Por eso Jesús no nos habla de abismos de vacío, sino de estancias donde en El podamos vivir para siempre. ‘Él transformará nuestro cuerpo humilde, según el modelo de su cuerpo glorioso’, que nos decía san Pablo. Por eso Jesús no nos hablará de reencarnación sino de hacer que ese yo de nuestra persona viva para siempre, nos habla de resurrección, nos habla de vida eterna. ‘Yo soy la resurrección y la vida el que cree en mi vivirá para siempre’, nos dice. Y nos invita a confiar en El, a creer en su palabra.
Lloramos quizás ante la muerte porque
nuestros ojos no ven; nos podemos angustiar ante la muerte cuando nuestra fe y
nuestra esperanza se ha debilitado, pero nunca podemos caer en la desesperación
porque en Jesús encontraremos el consuelo que necesitamos en lo más hondo de
nosotros mismos.

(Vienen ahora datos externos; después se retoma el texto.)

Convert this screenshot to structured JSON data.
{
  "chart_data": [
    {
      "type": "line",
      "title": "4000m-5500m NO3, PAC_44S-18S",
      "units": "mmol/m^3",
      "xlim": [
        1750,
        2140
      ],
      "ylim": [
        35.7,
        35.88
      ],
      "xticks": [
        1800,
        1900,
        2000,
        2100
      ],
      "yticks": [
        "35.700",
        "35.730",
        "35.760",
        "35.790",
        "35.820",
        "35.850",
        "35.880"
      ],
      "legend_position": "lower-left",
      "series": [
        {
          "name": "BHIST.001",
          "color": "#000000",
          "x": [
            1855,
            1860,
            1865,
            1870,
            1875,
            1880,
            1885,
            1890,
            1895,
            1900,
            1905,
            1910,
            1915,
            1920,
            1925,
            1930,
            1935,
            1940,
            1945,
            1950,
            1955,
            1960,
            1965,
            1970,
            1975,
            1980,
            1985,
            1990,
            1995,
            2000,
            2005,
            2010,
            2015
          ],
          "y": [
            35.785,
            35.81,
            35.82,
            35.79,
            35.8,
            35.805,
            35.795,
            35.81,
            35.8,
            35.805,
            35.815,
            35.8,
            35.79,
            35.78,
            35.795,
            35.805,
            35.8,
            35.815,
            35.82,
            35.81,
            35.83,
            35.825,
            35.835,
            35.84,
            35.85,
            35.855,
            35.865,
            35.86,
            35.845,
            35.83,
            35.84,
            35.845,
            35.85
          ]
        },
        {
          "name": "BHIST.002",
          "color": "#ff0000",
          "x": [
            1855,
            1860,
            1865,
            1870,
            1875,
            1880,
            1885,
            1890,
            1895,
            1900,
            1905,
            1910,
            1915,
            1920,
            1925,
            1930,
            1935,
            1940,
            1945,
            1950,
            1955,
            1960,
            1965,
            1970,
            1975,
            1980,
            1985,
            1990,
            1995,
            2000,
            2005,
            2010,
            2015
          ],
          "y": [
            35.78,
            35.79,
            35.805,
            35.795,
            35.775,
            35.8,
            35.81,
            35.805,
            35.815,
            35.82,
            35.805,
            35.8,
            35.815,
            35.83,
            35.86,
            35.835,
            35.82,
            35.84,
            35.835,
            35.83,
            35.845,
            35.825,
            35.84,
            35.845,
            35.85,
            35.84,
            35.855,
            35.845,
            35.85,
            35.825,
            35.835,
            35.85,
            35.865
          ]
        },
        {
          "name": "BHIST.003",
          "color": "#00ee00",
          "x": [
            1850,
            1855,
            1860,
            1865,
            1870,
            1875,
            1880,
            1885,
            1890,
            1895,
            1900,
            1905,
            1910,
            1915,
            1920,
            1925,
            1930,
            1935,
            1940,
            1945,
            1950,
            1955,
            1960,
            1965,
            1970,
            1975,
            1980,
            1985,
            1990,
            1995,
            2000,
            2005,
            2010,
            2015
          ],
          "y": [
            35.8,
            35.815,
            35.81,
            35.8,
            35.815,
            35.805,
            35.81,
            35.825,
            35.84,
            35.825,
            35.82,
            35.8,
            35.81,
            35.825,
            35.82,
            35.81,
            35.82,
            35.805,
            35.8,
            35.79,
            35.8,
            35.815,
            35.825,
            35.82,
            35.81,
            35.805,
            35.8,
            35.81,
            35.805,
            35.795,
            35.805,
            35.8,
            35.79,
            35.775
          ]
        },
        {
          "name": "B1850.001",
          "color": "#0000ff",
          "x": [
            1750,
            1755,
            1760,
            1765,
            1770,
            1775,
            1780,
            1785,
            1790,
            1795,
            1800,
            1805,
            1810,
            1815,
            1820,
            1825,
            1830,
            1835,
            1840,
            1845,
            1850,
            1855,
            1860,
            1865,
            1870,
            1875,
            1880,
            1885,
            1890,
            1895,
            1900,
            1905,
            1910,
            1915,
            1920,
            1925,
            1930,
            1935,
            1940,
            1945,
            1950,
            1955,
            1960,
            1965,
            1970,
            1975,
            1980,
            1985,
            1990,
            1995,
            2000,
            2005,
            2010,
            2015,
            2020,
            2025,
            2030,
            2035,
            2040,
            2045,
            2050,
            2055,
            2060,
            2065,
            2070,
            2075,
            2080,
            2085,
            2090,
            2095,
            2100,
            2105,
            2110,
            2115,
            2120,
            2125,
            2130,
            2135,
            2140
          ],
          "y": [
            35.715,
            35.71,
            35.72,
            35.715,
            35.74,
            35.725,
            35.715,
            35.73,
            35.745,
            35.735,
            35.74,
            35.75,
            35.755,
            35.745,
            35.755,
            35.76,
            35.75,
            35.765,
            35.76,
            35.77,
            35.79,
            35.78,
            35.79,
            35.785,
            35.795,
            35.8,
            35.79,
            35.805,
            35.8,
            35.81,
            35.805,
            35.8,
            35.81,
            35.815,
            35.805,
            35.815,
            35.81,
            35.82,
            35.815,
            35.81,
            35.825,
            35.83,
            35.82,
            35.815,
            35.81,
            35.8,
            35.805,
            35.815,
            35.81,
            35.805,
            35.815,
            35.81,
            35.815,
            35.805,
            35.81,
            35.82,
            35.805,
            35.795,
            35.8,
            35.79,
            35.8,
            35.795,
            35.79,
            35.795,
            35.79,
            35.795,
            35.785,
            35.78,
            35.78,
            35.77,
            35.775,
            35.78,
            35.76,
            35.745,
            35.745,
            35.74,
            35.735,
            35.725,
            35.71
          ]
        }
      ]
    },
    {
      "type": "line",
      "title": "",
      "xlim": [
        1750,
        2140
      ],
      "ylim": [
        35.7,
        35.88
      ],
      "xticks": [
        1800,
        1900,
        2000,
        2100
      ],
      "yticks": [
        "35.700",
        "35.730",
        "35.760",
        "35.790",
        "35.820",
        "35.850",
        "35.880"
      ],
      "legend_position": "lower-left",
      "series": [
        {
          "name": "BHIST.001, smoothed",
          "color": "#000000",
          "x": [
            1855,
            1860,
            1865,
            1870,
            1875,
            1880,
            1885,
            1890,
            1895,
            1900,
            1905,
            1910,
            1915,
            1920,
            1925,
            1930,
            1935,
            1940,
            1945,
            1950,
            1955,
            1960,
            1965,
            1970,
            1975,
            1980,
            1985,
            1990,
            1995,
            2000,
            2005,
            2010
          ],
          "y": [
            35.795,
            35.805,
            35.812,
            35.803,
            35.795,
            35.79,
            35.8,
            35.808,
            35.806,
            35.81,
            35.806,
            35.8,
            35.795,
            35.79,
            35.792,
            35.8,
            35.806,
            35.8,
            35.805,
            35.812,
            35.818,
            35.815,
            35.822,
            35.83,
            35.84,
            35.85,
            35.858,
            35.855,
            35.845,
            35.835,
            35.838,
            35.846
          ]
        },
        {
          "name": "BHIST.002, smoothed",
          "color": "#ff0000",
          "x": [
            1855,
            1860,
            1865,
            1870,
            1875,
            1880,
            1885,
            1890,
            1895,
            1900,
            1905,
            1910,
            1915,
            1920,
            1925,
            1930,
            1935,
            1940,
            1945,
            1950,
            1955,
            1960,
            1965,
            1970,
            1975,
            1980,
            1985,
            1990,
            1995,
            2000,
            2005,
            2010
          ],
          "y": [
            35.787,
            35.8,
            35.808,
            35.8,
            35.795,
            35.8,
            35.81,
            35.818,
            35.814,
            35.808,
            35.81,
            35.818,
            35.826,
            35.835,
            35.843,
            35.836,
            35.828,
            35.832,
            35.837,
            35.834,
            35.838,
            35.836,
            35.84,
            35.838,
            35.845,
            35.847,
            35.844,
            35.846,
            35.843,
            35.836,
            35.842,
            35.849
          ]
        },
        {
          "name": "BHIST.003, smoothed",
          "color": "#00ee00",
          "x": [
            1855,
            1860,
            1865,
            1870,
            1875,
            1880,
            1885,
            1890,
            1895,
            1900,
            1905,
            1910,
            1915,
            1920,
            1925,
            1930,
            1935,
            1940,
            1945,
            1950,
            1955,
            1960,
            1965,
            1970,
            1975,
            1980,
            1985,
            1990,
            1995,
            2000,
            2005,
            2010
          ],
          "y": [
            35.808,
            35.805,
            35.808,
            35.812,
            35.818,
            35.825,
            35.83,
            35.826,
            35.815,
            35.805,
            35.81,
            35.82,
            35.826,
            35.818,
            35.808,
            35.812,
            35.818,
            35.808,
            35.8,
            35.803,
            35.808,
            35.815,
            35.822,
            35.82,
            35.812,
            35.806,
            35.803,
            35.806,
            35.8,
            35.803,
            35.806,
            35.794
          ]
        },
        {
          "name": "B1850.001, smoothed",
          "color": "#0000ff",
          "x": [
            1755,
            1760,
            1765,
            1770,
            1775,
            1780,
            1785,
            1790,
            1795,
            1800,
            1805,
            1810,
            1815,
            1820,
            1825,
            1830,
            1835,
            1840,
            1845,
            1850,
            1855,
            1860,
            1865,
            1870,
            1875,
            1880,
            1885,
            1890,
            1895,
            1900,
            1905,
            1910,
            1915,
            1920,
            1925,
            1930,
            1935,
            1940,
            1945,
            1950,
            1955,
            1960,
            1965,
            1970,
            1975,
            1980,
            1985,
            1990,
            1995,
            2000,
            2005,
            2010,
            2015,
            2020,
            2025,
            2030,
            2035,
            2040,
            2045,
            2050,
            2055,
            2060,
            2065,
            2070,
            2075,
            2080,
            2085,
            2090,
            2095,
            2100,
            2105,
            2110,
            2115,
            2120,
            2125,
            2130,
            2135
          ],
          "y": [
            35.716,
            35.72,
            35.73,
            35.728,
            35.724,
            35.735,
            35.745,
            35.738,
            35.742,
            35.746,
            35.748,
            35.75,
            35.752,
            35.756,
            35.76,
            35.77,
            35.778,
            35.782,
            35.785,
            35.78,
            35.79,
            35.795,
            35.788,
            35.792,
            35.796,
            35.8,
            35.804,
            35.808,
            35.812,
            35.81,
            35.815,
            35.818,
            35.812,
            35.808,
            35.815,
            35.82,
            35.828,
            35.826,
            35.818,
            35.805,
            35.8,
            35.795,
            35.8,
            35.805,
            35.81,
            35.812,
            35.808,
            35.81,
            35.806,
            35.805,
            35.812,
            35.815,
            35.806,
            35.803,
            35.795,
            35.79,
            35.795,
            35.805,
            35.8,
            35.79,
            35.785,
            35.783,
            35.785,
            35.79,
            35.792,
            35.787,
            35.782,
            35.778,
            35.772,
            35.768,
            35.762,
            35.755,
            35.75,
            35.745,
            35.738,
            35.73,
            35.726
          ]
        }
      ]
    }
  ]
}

Es cierto que no queremos arrancarnos del lado de aquellos a
los que amamos, y por eso la muerte nos hace llorar y nos hace sufrir, pero con
la esperanza puesta en las palabras de Jesús sentiremos que ahora podemos vivir
en una comunión nueva y distinta con aquellos que amamos y que han muerto para
los ojos de este mundo, pero que tenemos la esperanza de que vivan en Dios. Sin
con Dios nos sentimos en comunión, desde esa misma comunión nos sentiremos en
comunión también con los que han muerto.
Por eso nuestra oración tiene sentido y
se llena de valor. No olvidemos ese artículo de nuestra fe que recitamos en el
credo cuando decimos que creemos en la comunión de los santos, en la
resurrección de la carne y en la vida del mundo futuro. Es mucho más que
unos vasos comunicantes, pero nos puede valer el concepto como ejemplo; todos
nos sentimos unidos en una misma comunión, y lo que es de cada uno es de todos,
las obras de gracia que personalmente realizamos están también en beneficio y
provecho de los demás; por eso nuestras oraciones y nuestras ofrendas tienen
sentido, por eso oramos por los difuntos y ofrecemos lo mejor de nosotros
mismos para que ellos se llenen de la vida de Dios para siempre.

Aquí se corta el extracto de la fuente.